À Rosemary Kunzel

Dia desses me deparei com fotos da amiga Rosemary Kunzel, nas páginas virtuais, como boas lembranças de tempos vividos, com a ingenuidade de quem é alçada ao papel de noiva ou noivo, sem muita opção de escolha, num casamento arranjado da festa junina da escola. Quantos de nós vivenciaram tempo tão belo, tão generoso e puro?

A inspiradora foto de Rosemary Kunzel

Na foto, Rosemary não é a noiva, mas posa, com elegância e propriedade, com guarda sol e tudo mais, numa tradicional festa que ocupava o enorme campo de futebol do Friburgo Futebol Clube, no coração daquela Nova Friburgo que ainda guardava reservas para crescer, sem pressa,  nos anos de 1960. A festa, preparada cuidadosamente, com imensas galhadas de bambu, barraquinhas típicas, fogueira, pescaria, balões em papel que pendiam sobre nossas cabeças e bandeirinhas coloridas, qual caleidoscópios a encher nossos olhos, trançadas num vai e vem que prenunciava alegrias! Eu estava lá!

Era o Arraial do Externato São José, escola particular que ocupava o prédio da Mitra, antigo Hotel Glória, sob a direção de Dona Conceição Abicallil e supervisão de Dona Cotinha, Dona Judith Borher, entre outras senhoras, nas salas que abriam para um jardim interno, imóvel que abriga hoje o Willisau Center.

Eu e meus irmãos, Mário e Alexandre, na festa do Externato São José

As festas juninas, em Nova Friburgo, eram datas especiais. A começar pela de São João, o padroeiro da cidade. Não sem antes passar pela tradicional quermesse de Santo Antônio, na Praça do Suspiro, onde as moças faziam fila para ganhar o pãozinho que prometia um feliz casamento e os rapazes, como numa disputa, tentavam escalar o famoso pau de sebo, numa tosca exibição.
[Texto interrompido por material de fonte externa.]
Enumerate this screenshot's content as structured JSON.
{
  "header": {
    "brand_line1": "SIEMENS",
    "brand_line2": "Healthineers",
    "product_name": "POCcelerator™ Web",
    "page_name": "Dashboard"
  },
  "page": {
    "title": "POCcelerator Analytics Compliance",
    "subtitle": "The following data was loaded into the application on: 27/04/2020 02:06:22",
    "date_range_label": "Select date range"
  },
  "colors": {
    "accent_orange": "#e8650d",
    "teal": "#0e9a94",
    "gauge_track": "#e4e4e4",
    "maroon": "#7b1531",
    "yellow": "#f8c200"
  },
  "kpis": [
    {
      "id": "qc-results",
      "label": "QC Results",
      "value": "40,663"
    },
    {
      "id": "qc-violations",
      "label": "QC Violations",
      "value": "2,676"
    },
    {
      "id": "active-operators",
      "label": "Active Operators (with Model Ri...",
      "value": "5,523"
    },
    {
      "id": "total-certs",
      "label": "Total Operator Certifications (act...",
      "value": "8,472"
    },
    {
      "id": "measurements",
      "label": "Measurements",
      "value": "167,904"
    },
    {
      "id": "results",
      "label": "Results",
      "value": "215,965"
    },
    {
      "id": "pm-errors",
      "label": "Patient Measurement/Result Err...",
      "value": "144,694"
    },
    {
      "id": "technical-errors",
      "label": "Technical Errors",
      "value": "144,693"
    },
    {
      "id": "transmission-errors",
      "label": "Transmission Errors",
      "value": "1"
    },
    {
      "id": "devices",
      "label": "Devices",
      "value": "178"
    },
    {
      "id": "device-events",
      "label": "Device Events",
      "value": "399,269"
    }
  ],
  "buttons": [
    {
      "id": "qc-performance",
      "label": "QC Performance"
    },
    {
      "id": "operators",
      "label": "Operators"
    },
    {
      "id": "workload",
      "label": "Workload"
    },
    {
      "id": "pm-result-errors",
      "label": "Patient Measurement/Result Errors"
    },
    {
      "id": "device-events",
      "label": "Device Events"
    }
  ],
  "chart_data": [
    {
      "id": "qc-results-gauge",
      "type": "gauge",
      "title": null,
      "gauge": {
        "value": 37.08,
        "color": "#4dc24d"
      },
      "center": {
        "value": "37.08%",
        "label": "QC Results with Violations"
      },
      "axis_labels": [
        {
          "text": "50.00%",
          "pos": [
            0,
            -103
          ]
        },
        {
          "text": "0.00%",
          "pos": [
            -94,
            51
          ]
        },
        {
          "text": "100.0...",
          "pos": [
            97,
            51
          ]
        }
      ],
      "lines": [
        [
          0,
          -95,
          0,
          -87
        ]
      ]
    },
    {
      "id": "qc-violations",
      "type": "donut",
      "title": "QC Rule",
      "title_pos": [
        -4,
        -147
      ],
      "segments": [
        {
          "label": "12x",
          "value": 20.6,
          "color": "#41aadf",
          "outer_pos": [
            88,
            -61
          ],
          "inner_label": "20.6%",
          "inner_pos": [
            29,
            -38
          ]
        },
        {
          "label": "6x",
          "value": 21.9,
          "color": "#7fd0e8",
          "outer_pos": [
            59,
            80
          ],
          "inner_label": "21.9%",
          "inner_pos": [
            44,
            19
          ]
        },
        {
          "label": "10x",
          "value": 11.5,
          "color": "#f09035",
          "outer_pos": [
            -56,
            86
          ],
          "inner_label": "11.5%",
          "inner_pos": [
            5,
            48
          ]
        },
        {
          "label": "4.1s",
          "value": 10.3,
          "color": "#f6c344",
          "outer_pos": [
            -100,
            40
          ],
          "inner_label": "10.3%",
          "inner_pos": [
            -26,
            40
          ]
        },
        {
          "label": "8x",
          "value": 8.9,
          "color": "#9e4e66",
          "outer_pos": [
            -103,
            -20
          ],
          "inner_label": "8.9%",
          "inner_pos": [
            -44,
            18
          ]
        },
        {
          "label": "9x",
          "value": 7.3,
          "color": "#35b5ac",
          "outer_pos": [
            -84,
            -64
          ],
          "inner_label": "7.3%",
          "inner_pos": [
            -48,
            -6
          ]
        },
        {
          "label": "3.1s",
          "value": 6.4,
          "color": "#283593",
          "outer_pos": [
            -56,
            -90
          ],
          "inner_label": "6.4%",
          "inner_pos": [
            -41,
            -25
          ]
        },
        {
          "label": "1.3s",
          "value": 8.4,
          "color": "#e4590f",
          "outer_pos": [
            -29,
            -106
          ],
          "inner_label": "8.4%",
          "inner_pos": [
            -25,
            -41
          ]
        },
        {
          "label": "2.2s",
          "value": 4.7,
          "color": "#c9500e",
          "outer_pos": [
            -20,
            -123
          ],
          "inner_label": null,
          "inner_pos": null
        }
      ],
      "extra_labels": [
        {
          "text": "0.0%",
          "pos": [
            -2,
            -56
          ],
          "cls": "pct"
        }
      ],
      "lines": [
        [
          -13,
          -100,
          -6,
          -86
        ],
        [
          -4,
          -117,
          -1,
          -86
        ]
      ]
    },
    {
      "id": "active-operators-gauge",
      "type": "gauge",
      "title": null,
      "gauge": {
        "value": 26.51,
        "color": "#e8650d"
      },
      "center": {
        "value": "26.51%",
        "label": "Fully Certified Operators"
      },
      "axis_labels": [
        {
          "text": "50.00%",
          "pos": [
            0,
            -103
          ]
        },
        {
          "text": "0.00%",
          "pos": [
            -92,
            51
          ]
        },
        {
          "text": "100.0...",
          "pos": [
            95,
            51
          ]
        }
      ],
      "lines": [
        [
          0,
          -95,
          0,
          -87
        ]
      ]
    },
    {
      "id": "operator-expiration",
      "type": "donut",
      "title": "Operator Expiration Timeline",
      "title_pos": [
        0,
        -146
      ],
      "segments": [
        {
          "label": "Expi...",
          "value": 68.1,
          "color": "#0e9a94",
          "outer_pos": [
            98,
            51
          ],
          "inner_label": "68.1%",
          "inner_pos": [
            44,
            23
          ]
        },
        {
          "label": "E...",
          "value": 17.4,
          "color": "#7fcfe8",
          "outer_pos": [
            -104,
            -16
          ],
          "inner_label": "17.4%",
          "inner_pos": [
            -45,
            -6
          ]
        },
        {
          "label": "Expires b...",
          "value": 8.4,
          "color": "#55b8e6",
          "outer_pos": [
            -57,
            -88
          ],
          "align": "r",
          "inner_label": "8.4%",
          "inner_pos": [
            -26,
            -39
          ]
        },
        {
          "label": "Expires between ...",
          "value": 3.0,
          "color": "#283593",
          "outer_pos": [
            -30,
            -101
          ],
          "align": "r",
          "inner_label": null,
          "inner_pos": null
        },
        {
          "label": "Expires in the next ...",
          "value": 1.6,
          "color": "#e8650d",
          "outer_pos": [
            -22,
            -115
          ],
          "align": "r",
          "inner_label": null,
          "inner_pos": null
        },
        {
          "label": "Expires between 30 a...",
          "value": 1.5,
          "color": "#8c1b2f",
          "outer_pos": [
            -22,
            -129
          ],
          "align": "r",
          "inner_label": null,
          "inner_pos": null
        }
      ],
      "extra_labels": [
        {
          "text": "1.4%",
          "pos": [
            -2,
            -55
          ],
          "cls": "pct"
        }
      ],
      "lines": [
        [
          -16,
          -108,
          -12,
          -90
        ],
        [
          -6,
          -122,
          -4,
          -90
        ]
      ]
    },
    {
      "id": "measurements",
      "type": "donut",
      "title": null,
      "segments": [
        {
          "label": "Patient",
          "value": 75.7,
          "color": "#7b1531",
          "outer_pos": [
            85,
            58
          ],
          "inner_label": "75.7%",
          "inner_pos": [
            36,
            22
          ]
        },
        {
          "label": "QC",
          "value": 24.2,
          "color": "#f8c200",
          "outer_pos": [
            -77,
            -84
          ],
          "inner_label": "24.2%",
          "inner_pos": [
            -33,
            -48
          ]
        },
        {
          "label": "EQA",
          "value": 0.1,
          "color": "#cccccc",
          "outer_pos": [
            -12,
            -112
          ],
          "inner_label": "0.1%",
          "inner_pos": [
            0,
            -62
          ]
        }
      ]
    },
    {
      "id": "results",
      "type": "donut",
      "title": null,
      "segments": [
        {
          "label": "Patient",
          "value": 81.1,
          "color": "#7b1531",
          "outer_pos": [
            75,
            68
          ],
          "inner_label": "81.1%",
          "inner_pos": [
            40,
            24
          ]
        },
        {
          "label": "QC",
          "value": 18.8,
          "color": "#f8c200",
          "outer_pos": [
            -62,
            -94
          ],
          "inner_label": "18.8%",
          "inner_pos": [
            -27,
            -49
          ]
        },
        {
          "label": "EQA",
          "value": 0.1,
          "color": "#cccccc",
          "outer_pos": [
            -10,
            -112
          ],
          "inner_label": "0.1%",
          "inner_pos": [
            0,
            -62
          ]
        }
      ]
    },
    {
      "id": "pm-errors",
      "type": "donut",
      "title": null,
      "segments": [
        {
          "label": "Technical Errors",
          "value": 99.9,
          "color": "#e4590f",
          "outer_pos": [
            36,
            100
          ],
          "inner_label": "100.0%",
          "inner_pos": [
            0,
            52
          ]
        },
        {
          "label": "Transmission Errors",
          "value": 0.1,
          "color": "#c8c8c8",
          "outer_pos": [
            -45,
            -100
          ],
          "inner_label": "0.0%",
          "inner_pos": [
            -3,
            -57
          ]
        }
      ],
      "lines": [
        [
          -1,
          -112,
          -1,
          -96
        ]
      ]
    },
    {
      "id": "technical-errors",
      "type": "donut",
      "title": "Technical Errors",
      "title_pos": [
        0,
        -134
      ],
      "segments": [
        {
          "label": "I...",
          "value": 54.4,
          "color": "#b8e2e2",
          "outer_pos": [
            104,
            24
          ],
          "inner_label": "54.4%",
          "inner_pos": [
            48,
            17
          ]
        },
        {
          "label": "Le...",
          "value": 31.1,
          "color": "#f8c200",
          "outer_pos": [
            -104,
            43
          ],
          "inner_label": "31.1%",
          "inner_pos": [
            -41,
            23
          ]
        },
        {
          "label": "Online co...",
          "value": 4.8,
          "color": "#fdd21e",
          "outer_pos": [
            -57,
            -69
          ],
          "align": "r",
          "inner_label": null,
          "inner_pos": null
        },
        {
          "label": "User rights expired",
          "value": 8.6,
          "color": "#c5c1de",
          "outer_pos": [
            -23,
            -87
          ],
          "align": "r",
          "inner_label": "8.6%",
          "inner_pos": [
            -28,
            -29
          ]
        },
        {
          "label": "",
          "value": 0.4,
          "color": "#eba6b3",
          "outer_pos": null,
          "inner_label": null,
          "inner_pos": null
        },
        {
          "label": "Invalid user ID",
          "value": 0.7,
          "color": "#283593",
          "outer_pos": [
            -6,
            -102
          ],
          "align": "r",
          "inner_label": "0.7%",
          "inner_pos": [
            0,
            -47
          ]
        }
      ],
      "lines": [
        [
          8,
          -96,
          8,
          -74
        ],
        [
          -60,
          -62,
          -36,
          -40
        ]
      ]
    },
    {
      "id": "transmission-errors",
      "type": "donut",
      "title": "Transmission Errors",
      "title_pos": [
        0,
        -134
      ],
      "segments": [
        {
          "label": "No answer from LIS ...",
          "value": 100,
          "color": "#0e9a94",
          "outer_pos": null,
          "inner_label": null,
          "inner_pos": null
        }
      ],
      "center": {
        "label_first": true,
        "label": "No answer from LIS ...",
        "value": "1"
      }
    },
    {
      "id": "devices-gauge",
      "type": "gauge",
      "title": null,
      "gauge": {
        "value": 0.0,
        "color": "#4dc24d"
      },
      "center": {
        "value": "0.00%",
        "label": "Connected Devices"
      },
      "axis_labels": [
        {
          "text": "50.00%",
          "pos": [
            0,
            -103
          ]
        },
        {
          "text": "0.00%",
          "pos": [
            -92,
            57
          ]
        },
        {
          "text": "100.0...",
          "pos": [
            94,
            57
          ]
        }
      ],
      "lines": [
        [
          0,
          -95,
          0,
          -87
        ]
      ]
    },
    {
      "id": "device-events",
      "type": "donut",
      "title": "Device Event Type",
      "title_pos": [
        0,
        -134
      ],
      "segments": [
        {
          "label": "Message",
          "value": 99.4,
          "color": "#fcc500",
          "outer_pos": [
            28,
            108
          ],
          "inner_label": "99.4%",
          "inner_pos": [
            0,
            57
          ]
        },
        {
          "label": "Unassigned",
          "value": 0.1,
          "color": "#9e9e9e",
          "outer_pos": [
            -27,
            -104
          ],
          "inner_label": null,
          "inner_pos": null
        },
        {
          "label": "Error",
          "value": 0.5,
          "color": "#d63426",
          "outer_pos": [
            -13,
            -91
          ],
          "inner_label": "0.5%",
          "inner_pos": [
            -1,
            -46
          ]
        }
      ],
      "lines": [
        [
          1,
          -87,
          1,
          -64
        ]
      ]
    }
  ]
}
São Pedro e São Paulo também ganhavam celebrações, em festas em Lumiar, ainda com estrada de terra e casarios, invadida pela juventude que virava as noites e pelas cantorias embaladas pelos sanfoneiros da região.

Mas o meu encantamento pelas festas juninas, e que se manifestou vendo as fotos da Rosemary, é pelos aromas e cores. Mistura de sentimentos e emoções que a psicologia talvez não explique.

A festa de Santo Antônio no início do século XX

Ainda sinto o cheiro de rolha de cortiça queimada no fogo e que, em sua ranhura, desenhava costeletas, bigode e cavanhaque no rosto menino. O perfume de cravo e canela, em infusão com cascas de laranja e limão, corria os espaços tomando o ambiente. Era o quentão que serviria os adultos. O fumegar das panelas desprendia os aromas facilmente identificáveis. Era milho cozido, cheiro de cocada de leite, o calor da canjica, o cachorro-quente tipicamente friburguense, misturando carne moída e salsicha, a carne tostada previamente para o churrasquinho, o amendoim perfumado, o coco queimado, arroz doce, abóbora caramelada, o bolo de fubá.

As caipiras do meu tempo, ornadas com pontos russos, sianinhas, passamanarias, passa fitas, bordado inglês, galões multicoloridos, tinham anáguas engomadas que pareciam flutuar. A chapelaria era cuidadosamente combinada, as tranças construídas, o rouge ( assim se chamava o Blush), o batom, o laço na cintura daquela que poderia ser eleita a “ Sinhazinha” da festa.  Honraria que despertava inveja, fofoca e disse me disse.

A groselha borrava a boca. A caixa de fósforos escorregava pela gravata improvisada. O chapéu não parava na cabeça. O suspensório soltava as garras da calça, estalando no corpo. A fogueira, lançando faúlhas aos céus, tinha o ápice intenso quando a quadrilha tomava o espaço unindo a todos. Momentos depois, os troncos quedados, desfigurados, no braseiro quase apagado, prenunciavam o fim da festa.

Beth Breder, Luci Quintanilha de Moraes, a pequena Rosemary, e Edmo Zarife

Mas os aromas e cores seguiam no tempo. Seguem no coração. Vejo agora as fotos da Rosemary Kunzel. Lá aparecem o radialista estrelado Edmo Zarife, a bela Beth Breder, jovem professora, e a Tia Luci Quintanilha de Moraes, minha professora, tia emprestada, amiga que dedicou sua vida a alfabetizar crianças de tantas gerações. São lembranças que eu gosto de ter. São aromas e cores vivos como fosse ontem. Afinal de contas, não importa quanto tempo duramos. Nem nós, nem a festa! Nesse momento de isolamento,  o que importa é estarmos vivos com a capacidade de recordar.